US Supreme Court's power grab (was Re: Query)

Nathan Newman nathan at newman.org
Mon Dec 11 07:44:10 PST 2000


----- Original Message ----- From: "Carl Remick" <carlremick at hotmail.com>
>For my part, I'm surprised by the relative lack of reaction here on the
list
>to the US Supreme Court's naked power grab. We can produce miles of
>scorched bandwidth over the proper interpretation of Max Weber -- a
>legitmate topic to be sure but hardly topical -- but seem to have little
>reaction at all to the black-robed coup d'etat now in progress.
>Justin, Nathan, do you want to want to offer any hymns to the glory of the
>law today?

I don't think that either Justin or I ever were part of the choir on that point, but did believe that the conservatives on the Court would not sacrifice their total intellectual credibility for a naked partisan gain. We were apparently wrong and Scalia et al have made the pragmatic partisan decision to make sure that they keep their numerical majority on the Court by installing Bush, the credibility of the Court and their judicial philosophy be damned. I saw one conservative Bork supporter sputtering about how the injuction shutting down the vote count was as complete a betrayal of principle and as large a judicial overreaching as he could imagine.

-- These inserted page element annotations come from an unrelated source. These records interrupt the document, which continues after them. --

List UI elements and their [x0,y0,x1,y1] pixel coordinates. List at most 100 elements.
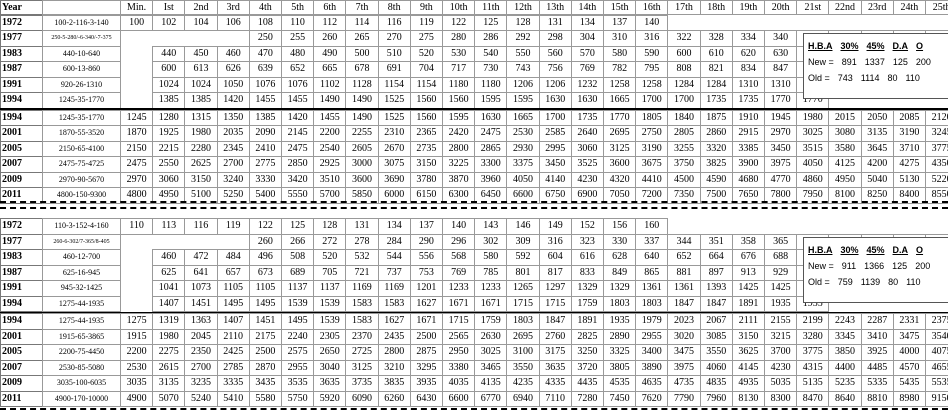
dashed-separator [0,207,948,209]
value-cell: 255 [281,30,315,47]
scale-cell: 250-5-280/-6-340/-7-375 [42,30,121,47]
value-cell: 5750 [281,390,315,407]
value-cell: 149 [538,218,572,235]
allowance-value: 125 [892,260,908,271]
value-cell: 4770 [764,171,798,188]
value-cell: 3080 [828,125,862,142]
value-cell: 3720 [570,359,604,376]
value-cell: 266 [281,233,315,250]
value-cell: 1425 [764,280,798,297]
value-cell: 2860 [699,125,733,142]
value-cell: 1275 [120,313,154,330]
value-cell: 2111 [731,313,765,330]
value-cell: 2800 [377,344,411,361]
value-cell: 4140 [538,171,572,188]
value-cell: 2805 [667,125,701,142]
allowance-row: Old = 743 1114 80 110 [808,70,948,86]
value-cell: 2700 [216,156,250,173]
value-cell: 1847 [667,295,701,312]
value-cell: 604 [538,249,572,266]
value-cell: 2565 [442,328,476,345]
value-cell: 1073 [184,280,218,297]
value-cell: 3975 [667,359,701,376]
allowance-value: 911 [841,260,857,271]
value-cell: 3635 [313,375,347,392]
value-cell: 316 [538,233,572,250]
allowance-box: H.B.A 30% 45% D.A O New = 891 1337 125 200 Old = 74… [803,33,948,99]
value-cell: 630 [764,45,798,62]
value-cell: 460 [216,45,250,62]
value-cell: 3345 [828,328,862,345]
value-cell: 1630 [474,109,508,126]
value-cell: 1233 [442,280,476,297]
value-cell: 1525 [377,92,411,109]
header-cell: 25th [925,0,948,15]
value-cell: 1076 [248,76,282,93]
value-cell: 500 [345,45,379,62]
scale-cell: 2200-75-4450 [42,344,121,361]
value-cell: 3255 [667,140,701,157]
value-cell: 1137 [313,280,347,297]
value-cell: 1805 [635,109,669,126]
value-cell: 1105 [216,280,250,297]
value-cell: 2145 [281,125,315,142]
value-cell: 3060 [152,171,186,188]
header-cell: 19th [731,0,765,15]
value-cell: 1583 [377,295,411,312]
value-cell: 3035 [120,375,154,392]
header-cell: 16th [635,0,669,15]
value-cell: 140 [635,14,669,31]
value-cell: 4075 [925,344,948,361]
scale-cell: 2150-65-4100 [42,140,121,157]
value-cell: 1735 [570,109,604,126]
value-cell: 520 [409,45,443,62]
value-cell: 3645 [860,140,894,157]
value-cell: 2331 [892,313,926,330]
year-cell: 2005 [0,140,43,157]
value-cell: 328 [699,30,733,47]
value-cell: 1420 [281,109,315,126]
value-cell: 1945 [764,109,798,126]
scale-cell: 2970-90-5670 [42,171,121,188]
value-cell: 1455 [248,92,282,109]
value-cell: 3385 [731,140,765,157]
header-cell: 14th [570,0,604,15]
value-cell: 689 [281,264,315,281]
value-cell: 4035 [442,375,476,392]
value-cell: 5040 [860,171,894,188]
value-cell: 1891 [570,313,604,330]
section-divider [0,311,948,314]
value-cell: 4315 [796,359,830,376]
value-cell: 125 [474,14,508,31]
value-cell: 753 [409,264,443,281]
value-cell: 6260 [377,390,411,407]
value-cell: 1407 [152,295,186,312]
allowance-value: New = [808,57,834,67]
value-cell: 1627 [409,295,443,312]
value-cell: 1915 [120,328,154,345]
value-cell: 849 [603,264,637,281]
value-cell: 1451 [248,313,282,330]
value-cell: 1076 [281,76,315,93]
allowance-value: 110 [905,73,920,83]
value-cell: 1560 [442,92,476,109]
value-cell: 1803 [603,295,637,312]
year-cell: 2007 [0,359,43,376]
value-cell: 3925 [860,344,894,361]
value-cell: 3235 [184,375,218,392]
value-cell: 2785 [216,359,250,376]
value-cell: 2310 [377,125,411,142]
value-cell: 2930 [506,140,540,157]
value-cell: 3775 [925,140,948,157]
value-cell: 292 [506,30,540,47]
value-cell: 2825 [570,328,604,345]
value-cell: 3060 [570,140,604,157]
value-cell: 3190 [635,140,669,157]
value-cell: 119 [216,218,250,235]
value-cell: 3475 [667,344,701,361]
value-cell: 9150 [925,390,948,407]
value-cell: 113 [152,218,186,235]
value-cell: 613 [184,61,218,78]
header-cell: 18th [699,0,733,15]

But let's be clear. This is not a coup d'etat but merely the reality of existing power relations coming to the surface- the partisan power of the Court stepping into the limelight from its usual self-effacing mumbo-jumbo. The irony of course is that the nature of the Supreme Court is such that such a visible exercise of partisan power inherently diminishes its exercise and credibility in the future - which is what makes the overreaching gambit by Scalia et al so fascinating. Given the fact that the Supreme Court will have delivered the Presidency to Bush, every Supreme Court decision will be understood in that light from now on and every judicial appointment will be fought over with naked partisan mobilization, since it is now clear that who is appointed matters for every other partisan result in our electoral system.

Which is great! Anything that strips the illusion of impartial legitimacy from the organs of power is a gain for progressives seeking to organize against that establishment. Blacks, latinos, the elderly, the disabled - those immediately disenfranchised by this latter-day Jim Crow Court are only the most obvious candidates for questioning the fundamental legitimacy of our whole corporate-dominated system.

Now, folks can sit on the sidelines and just say this is just an internal fight between capitalist parties or you can recognize that, in however fucked up and partial a way, the Democrats have been and continue to be the vehicle for the self-empowerment and enfranchisement of a whole range of interests and groups in our society, and that the corporate Right decided that this process needed to be turned back in this election. A lot of the Right is seeing what's going on in California, as latinos and other non-whites have become the majority and the radical changes in politics that are underway, and they fear the future as this process extends on to other states and across the country.

The fight over who is a citizen, who is enfranchised to vote, and the whole gambit of "electoral profiling" to shut down the voting power of the excluded is the chasm of conflict that has been revealed in this election. And it's not going away. The Supreme Court needs to jump in to stand square against the right to vote and have your vote counted, because we will see a whole onslaught of subtle and possibly not-so-subtle attempts to deny the right to vote to all sorts of groups in coming years. So the best way to understand the Court's action is as a sacrifice play - trade off credibility on a whole host of other issues in order to try to win on the most fundamental issue and always the issue in our partial democracy - who is a citizen and who shall rule along the color line of capitalist America.